By analyzing existing cross correlation between Amir Marketing and and Netz Hotels, you can compare the effects of market volatilities on Amir Marketing and Netz Hotels and check how they will diversify away market risk if combined in the same portfolio for a given time horizon. You can also utilize pair trading strategies of matching a long position in Amir Marketing with a short position of Netz Hotels. Check out your portfolio center. Please also check ongoing floating volatility patterns of Amir Marketing and Netz Hotels.
Diversification Opportunities for Amir Marketing and Netz Hotels
0.73 | Correlation Coefficient |
Poor diversification
The 3 months correlation between Amir and Netz is 0.73. Overlapping area represents the amount of risk that can be diversified away by holding Amir Marketing and and Netz Hotels in the same portfolio, assuming nothing else is changed. The correlation between historical prices or returns on Netz Hotels and Amir Marketing is a relative statistical measure of the degree to which these equity instruments tend to move together. The correlation coefficient measures the extent to which returns on Amir Marketing and are associated (or correlated) with Netz Hotels. Values of the correlation coefficient range from -1 to +1, where. The correlation of zero (0) is possible when the price movement of Netz Hotels has no effect on the direction of Amir Marketing i.e., Amir Marketing and Netz Hotels go up and down completely randomly.

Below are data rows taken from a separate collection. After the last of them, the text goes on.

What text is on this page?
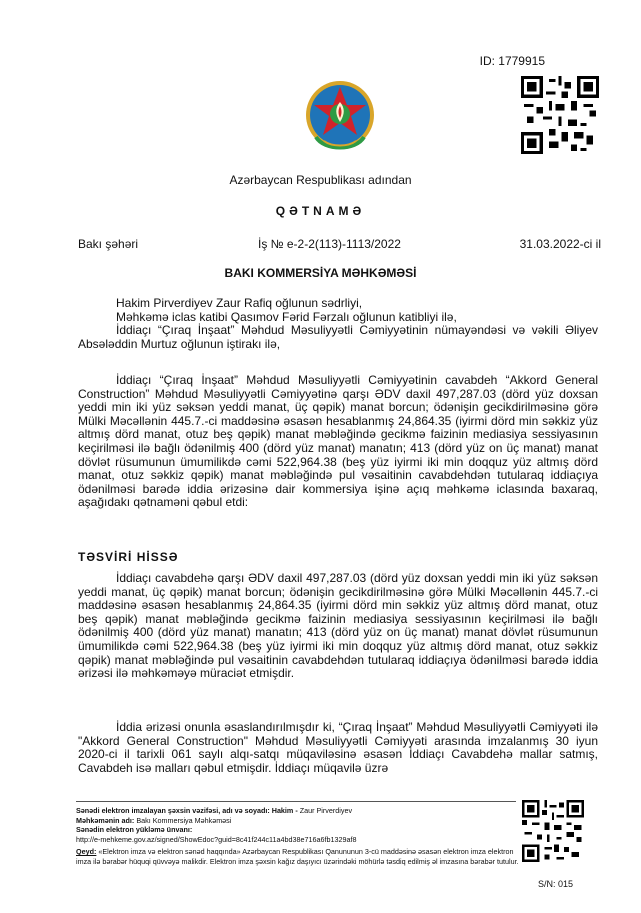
ID: 1779915
Azərbaycan Respublikası adından
QƏTNAMƏ
Bakı şəhəri	İş № e-2-2(113)-1113/2022	31.03.2022-ci il
BAKI KOMMERSİYA MƏHKƏMƏSİ

Hakim Pirverdiyev Zaur Rafiq oğlunun sədrliyi,

Məhkəmə iclas katibi Qasımov Fərid Fərzalı oğlunun katibliyi ilə,

İddiaçı “Çıraq İnşaat” Məhdud Məsuliyyətli Cəmiyyətinin nümayəndəsi və vəkili Əliyev Absələddin Murtuz oğlunun iştirakı ilə,

İddiaçı “Çıraq İnşaat” Məhdud Məsuliyyətli Cəmiyyətinin cavabdeh “Akkord General Construction” Məhdud Məsuliyyətli Cəmiyyətinə qarşı ƏDV daxil 497,287.03 (dörd yüz doxsan yeddi min iki yüz səksən yeddi manat, üç qəpik) manat borcun; ödənişin gecikdirilməsinə görə Mülki Məcəllənin 445.7.-ci maddəsinə əsasən hesablanmış 24,864.35 (iyirmi dörd min səkkiz yüz altmış dörd manat, otuz beş qəpik) manat məbləğində gecikmə faizinin mediasiya sessiyasının keçirilməsi ilə bağlı ödənilmiş 400 (dörd yüz manat) manatın; 413 (dörd yüz on üç manat) manat dövlət rüsumunun ümumilikdə cəmi 522,964.38 (beş yüz iyirmi iki min doqquz yüz altmış dörd manat, otuz səkkiz qəpik) manat məbləğində pul vəsaitinin cavabdehdən tutularaq iddiaçıya ödənilməsi barədə iddia ərizəsinə dair kommersiya işinə açıq məhkəmə iclasında baxaraq, aşağıdakı qətnaməni qəbul etdi:
TƏSVİRİ HİSSƏ
İddiaçı cavabdehə qarşı ƏDV daxil 497,287.03 (dörd yüz doxsan yeddi min iki yüz səksən yeddi manat, üç qəpik) manat borcun; ödənişin gecikdirilməsinə görə Mülki Məcəllənin 445.7.-ci maddəsinə əsasən hesablanmış 24,864.35 (iyirmi dörd min səkkiz yüz altmış dörd manat, otuz beş qəpik) manat məbləğində gecikmə faizinin mediasiya sessiyasının keçirilməsi ilə bağlı ödənilmiş 400 (dörd yüz manat) manatın; 413 (dörd yüz on üç manat) manat dövlət rüsumunun ümumilikdə cəmi 522,964.38 (beş yüz iyirmi iki min doqquz yüz altmış dörd manat, otuz səkkiz qəpik) manat məbləğində pul vəsaitinin cavabdehdən tutularaq iddiaçıya ödənilməsi barədə iddia ərizəsi ilə məhkəməyə müraciət etmişdir.
İddia ərizəsi onunla əsaslandırılmışdır ki, “Çıraq İnşaat” Məhdud Məsuliyyətli Cəmiyyəti ilə "Akkord General Construction" Məhdud Məsuliyyətli Cəmiyyəti arasında imzalanmış 30 iyun 2020-ci il tarixli 061 saylı alqı-satqı müqaviləsinə əsasən İddiaçı Cavabdehə mallar satmış, Cavabdeh isə malları qəbul etmişdir. İddiaçı müqavilə üzrə

Sənədi elektron imzalayan şəxsin vəzifəsi, adı və soyadı: Hakim - Zaur Pirverdiyev

Məhkəmənin adı: Bakı Kommersiya Məhkəməsi

Sənədin elektron yükləmə ünvanı:

http://e-mehkeme.gov.az/signed/ShowEdoc?guid=8c41f244c11a4bd38e716a6fb1329af8

Qeyd: «Elektron imza və elektron sənəd haqqında» Azərbaycan Respublikası Qanununun 3-cü maddəsinə əsasən elektron imza elektron imza ilə bərabər hüquqi qüvvəyə malikdir. Elektron imza şəxsin kağız daşıyıcı üzərindəki möhürlə təsdiq edilmiş əl imzasına bərabər tutulur.

S/N: 015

Pair Corralation between Amir Marketing and Netz Hotels
Assuming the 90 days trading horizon Amir Marketing is expected to generate 5.06 times less return on investment than Netz Hotels. But when comparing it to its historical volatility, Amir Marketing and is 2.98 times less risky than Netz Hotels. It trades about 0.09 of its potential returns per unit of risk. Netz Hotels is currently generating about 0.15 of returns per unit of risk over similar time horizon. If you would invest 4,200 in Netz Hotels on December 28, 2024 and sell it today you would earn a total of 2,100 from holding Netz Hotels or generate 50.0% return on investment over 90 days.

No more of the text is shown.